Ob die Werke nun minimalistisch oder üppig, virtuos oder simplistisch, abstrakt oder gegenständlich seien – was sie gemeinsam haben, ist nicht die Form, sondern ein gewisser »Gefühlshaushalt« der Arbeit, unabhängig von der Ästhetik. »Intensität findet immer ihren Weg«, sagte Harald Szeemann über die Fotografien Miroslav Tichys. Dies ist mehr eine Frage der Position und des zurückgelegten Weges als eine des Terrains. Nach dem Beispiel einiger Praktiken, die als Art Brut oder Outsider Art bezeichnet wurden, wie unter anderem jene des Briefträgers Cheval, der über viele Jahre hinweg an seinem »Palais idéal« baute oder jene des eigenartigen A. G. Rizzoli, der Porträts von Bekannten in Form von Zeichnungen von unwahrscheinlicher und utopischer Architektur anfertigte, schuf jeder dieser »Insider«-Künstler sein eigenes, oft unbenennbares System, indem sie auf die Kraft der bildenden Künste als Ersatz für eine gewisse diskursive Ratio setzten.
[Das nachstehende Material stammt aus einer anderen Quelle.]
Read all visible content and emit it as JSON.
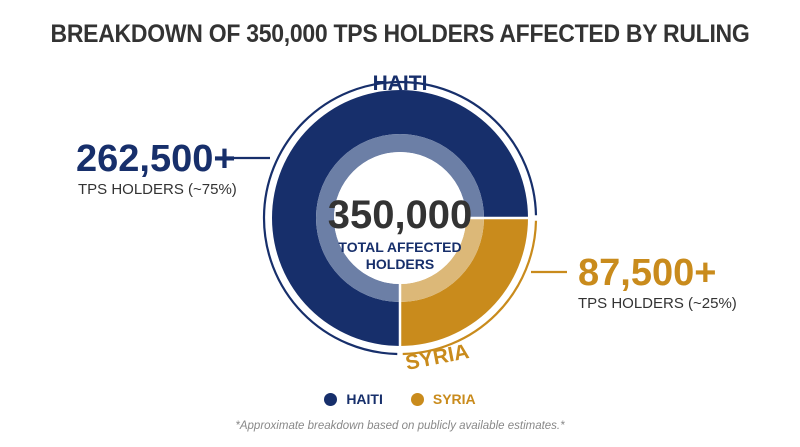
{
  "title": "BREAKDOWN OF 350,000 TPS HOLDERS AFFECTED BY RULING",
  "colors": {
    "haiti": "#172f6b",
    "syria": "#c98b1c",
    "text": "#333333",
    "footnote": "#888888"
  },
  "center": {
    "value": "350,000",
    "label_line1": "TOTAL AFFECTED",
    "label_line2": "HOLDERS"
  },
  "callouts": {
    "haiti": {
      "value": "262,500+",
      "label": "TPS HOLDERS (~75%)"
    },
    "syria": {
      "value": "87,500+",
      "label": "TPS HOLDERS (~25%)"
    }
  },
  "arc_labels": {
    "haiti": "HAITI",
    "syria": "SYRIA"
  },
  "legend": [
    {
      "label": "HAITI",
      "color": "#172f6b"
    },
    {
      "label": "SYRIA",
      "color": "#c98b1c"
    }
  ],
  "footnote": "*Approximate breakdown based on publicly available estimates.*",
  "chart_data": {
    "type": "pie",
    "title": "BREAKDOWN OF 350,000 TPS HOLDERS AFFECTED BY RULING",
    "total": 350000,
    "categories": [
      "HAITI",
      "SYRIA"
    ],
    "values": [
      262500,
      87500
    ],
    "percentages": [
      75,
      25
    ],
    "legend_position": "bottom"
  }
}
Paradoxerweise ist diese Annäherung von Minderheitspositionen vielleicht Teil eines gewissen Universalismus, insofern nämlich, als Geisteskrankheiten eher als soziale Differenzierungen denn ontologisch betrachtet werden, als graduellen und nicht als Wesensunterschied. In jedem Fall weisen diese gleichermaßen subversiven wie lebensnotwendigen Positionen stumm, bloß durch die Abwesenheit dieser Krankheiten bei sich, Uniformierung und »Normopathie« als das wirkliche Leiden aus.